Einst waren es die Erzählungen von Chemtrails und Flacherde, derzeit verbreitet sich die Verschwörungstheorie wie ein Lauffeuer, es gebe einen achten Bundesrat in der Schweiz. Angeblich sei dieser achte Bundesrat zuletzt Bernard Thurnheer gewesen, der aber auf Nichtanfrage verneint. Dass hier ein Sportreporter in einen solchen Quatsch hineingezogen wird, ist unerhört. Die Links-Grünen sagen: Autobahnausbau gefährdet Klimaschutz; die Bürgerlichen sagen: Klimaschutz gefährdet Autobahnausbau. Ein guteidgenössischer Kompromiss.

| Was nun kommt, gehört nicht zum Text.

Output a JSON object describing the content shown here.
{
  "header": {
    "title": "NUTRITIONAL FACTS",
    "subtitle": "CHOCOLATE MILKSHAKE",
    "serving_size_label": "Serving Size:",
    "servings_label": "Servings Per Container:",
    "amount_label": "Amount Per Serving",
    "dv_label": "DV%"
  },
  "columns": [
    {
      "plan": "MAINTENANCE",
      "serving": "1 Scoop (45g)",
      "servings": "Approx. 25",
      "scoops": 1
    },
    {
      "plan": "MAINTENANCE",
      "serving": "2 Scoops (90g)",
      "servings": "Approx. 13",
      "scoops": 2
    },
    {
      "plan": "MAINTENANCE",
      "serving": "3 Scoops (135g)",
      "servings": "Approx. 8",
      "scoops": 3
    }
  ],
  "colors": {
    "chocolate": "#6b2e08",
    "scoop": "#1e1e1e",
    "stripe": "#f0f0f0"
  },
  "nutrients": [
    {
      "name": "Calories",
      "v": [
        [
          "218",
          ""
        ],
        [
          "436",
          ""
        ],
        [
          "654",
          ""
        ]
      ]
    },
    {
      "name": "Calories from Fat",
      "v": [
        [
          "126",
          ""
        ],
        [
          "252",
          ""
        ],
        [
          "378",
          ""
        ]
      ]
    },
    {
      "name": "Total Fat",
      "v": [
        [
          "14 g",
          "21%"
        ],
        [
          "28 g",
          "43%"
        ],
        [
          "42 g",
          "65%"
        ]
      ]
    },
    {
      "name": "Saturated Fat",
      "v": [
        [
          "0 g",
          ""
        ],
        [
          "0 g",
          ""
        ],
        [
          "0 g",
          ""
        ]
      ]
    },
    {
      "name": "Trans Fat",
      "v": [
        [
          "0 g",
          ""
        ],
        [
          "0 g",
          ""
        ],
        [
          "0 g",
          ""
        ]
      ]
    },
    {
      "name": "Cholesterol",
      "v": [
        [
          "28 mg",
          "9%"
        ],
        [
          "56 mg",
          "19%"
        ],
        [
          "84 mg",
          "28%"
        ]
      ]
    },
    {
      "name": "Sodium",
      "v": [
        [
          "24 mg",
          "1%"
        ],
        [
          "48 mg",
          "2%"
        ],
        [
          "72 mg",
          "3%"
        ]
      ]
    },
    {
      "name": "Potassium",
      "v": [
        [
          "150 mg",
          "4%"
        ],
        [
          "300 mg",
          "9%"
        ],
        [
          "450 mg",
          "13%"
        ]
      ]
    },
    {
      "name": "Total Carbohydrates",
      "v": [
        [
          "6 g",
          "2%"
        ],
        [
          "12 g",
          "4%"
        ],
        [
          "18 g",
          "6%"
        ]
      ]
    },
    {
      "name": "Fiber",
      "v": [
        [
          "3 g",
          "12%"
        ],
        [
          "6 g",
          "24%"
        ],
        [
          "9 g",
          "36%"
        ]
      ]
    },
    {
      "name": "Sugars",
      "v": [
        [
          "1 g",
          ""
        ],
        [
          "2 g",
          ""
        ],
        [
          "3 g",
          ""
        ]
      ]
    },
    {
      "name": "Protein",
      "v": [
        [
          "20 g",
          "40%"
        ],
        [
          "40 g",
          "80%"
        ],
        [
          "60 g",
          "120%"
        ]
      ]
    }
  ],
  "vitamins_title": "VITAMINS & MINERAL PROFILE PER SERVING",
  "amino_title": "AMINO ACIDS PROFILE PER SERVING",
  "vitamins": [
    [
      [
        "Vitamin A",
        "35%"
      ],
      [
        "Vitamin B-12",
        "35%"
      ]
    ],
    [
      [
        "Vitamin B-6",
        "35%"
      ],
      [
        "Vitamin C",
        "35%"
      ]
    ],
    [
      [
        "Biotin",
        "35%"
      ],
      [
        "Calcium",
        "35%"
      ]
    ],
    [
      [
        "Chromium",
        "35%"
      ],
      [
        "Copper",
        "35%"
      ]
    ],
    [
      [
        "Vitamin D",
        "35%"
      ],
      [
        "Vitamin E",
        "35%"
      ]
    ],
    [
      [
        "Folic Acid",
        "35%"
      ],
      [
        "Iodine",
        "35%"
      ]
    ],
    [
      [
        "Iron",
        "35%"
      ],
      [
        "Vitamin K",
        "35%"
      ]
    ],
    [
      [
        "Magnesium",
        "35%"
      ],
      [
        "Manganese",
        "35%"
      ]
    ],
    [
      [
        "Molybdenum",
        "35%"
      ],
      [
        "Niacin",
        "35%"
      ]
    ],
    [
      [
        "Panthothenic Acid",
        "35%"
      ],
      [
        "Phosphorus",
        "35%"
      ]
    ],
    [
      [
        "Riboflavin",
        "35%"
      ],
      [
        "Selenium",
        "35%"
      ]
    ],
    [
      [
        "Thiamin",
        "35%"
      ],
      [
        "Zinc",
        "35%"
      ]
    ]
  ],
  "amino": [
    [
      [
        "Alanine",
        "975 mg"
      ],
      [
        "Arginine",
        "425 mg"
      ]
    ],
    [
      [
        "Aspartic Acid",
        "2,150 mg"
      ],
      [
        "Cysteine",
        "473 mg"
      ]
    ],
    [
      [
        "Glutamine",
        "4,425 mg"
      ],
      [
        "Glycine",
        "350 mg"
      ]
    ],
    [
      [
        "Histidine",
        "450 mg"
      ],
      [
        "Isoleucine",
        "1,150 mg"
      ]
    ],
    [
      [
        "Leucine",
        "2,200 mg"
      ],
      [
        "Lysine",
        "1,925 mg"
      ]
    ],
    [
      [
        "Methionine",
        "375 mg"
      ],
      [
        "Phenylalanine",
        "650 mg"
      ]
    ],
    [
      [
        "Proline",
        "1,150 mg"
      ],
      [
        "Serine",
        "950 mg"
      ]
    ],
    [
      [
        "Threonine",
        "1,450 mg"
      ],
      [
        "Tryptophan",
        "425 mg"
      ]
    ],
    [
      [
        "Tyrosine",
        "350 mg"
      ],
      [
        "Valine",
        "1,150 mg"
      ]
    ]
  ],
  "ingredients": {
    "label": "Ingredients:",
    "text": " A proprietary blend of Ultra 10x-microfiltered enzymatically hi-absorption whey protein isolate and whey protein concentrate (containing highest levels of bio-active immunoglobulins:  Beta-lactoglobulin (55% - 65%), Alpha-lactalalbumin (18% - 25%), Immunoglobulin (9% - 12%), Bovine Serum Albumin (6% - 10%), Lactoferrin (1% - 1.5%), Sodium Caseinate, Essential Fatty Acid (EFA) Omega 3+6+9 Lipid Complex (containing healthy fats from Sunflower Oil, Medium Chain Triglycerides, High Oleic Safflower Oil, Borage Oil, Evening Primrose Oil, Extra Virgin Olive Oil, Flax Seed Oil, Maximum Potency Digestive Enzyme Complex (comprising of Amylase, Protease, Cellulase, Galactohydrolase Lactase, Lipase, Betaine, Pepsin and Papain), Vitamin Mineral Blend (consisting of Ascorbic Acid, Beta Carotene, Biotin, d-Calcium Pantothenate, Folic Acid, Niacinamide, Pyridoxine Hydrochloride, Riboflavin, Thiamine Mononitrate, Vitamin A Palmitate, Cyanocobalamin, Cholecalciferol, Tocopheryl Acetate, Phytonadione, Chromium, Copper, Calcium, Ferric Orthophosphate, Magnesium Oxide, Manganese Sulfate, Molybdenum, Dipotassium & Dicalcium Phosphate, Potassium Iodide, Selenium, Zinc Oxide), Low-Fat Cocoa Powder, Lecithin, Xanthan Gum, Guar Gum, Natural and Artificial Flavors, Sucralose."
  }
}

Die Stylistin von Stalinistin Sahra Wagenknecht hat ganze Arbeit geleistet. Rund drei Viertel des deutschen Internets können sich auf die adrett gekleidete Politikerin aus den 1950er Jahren einigen. Es ist schon erstaunlich, dass diese einst ausgestossene Frau, die am 1. Mai 2000 in Zürich eine Rede hielt, heute der Star der deutschen Mitte ist. Es gibt einen «Rundschau»-Beitrag von 2000 über sie. Das 1.-Mai-Komitee wird darin für die Einladung Wagenknechts von Heidi Rebsamen vom Gewerkschaftsbund und von Jo Lang scharf kritisiert; Joachim Gauck spricht von einer Sekte, der schon damals unvermeidliche Christoph Blocher ist noch am diplomatischsten, indem er sagt, Wagenknecht bewundere Stalin vielleicht nicht gerade, aber beschönige ihn. So wie Deutschland derzeit aus der Wäsche schaut, muss es sich zwischen dieser Saarländerin – die ähnlich wie Wednesday von der Addams Family von einem kalten Händchen begleitet wird (Oskar Lafontaine; sein aktueller Text in der «Weltwoche»: «Deutschlands natürlicher Partner heisst Russland, nicht Amerika. Wann merkt es die Bundesregierung?») – und der völkischen Einsiedlerin Dr. Weidel entscheiden.

Aber es gibt noch einen dritten Machtpol: Das «Bündnis Richard David Precht» (BRDP) möchte das deutsche Fernsehprogramm auf den Kopf stellen. Alle Sendungen dürfen nur noch von Richard David Precht moderiert werden. Nachrichten, Sport, Halligalli, Wetter, antisemitische Entschuldigungen – der grösste TV-Philosoph seit den alten Griechen kommt erwiesenermassen überall am besten draus.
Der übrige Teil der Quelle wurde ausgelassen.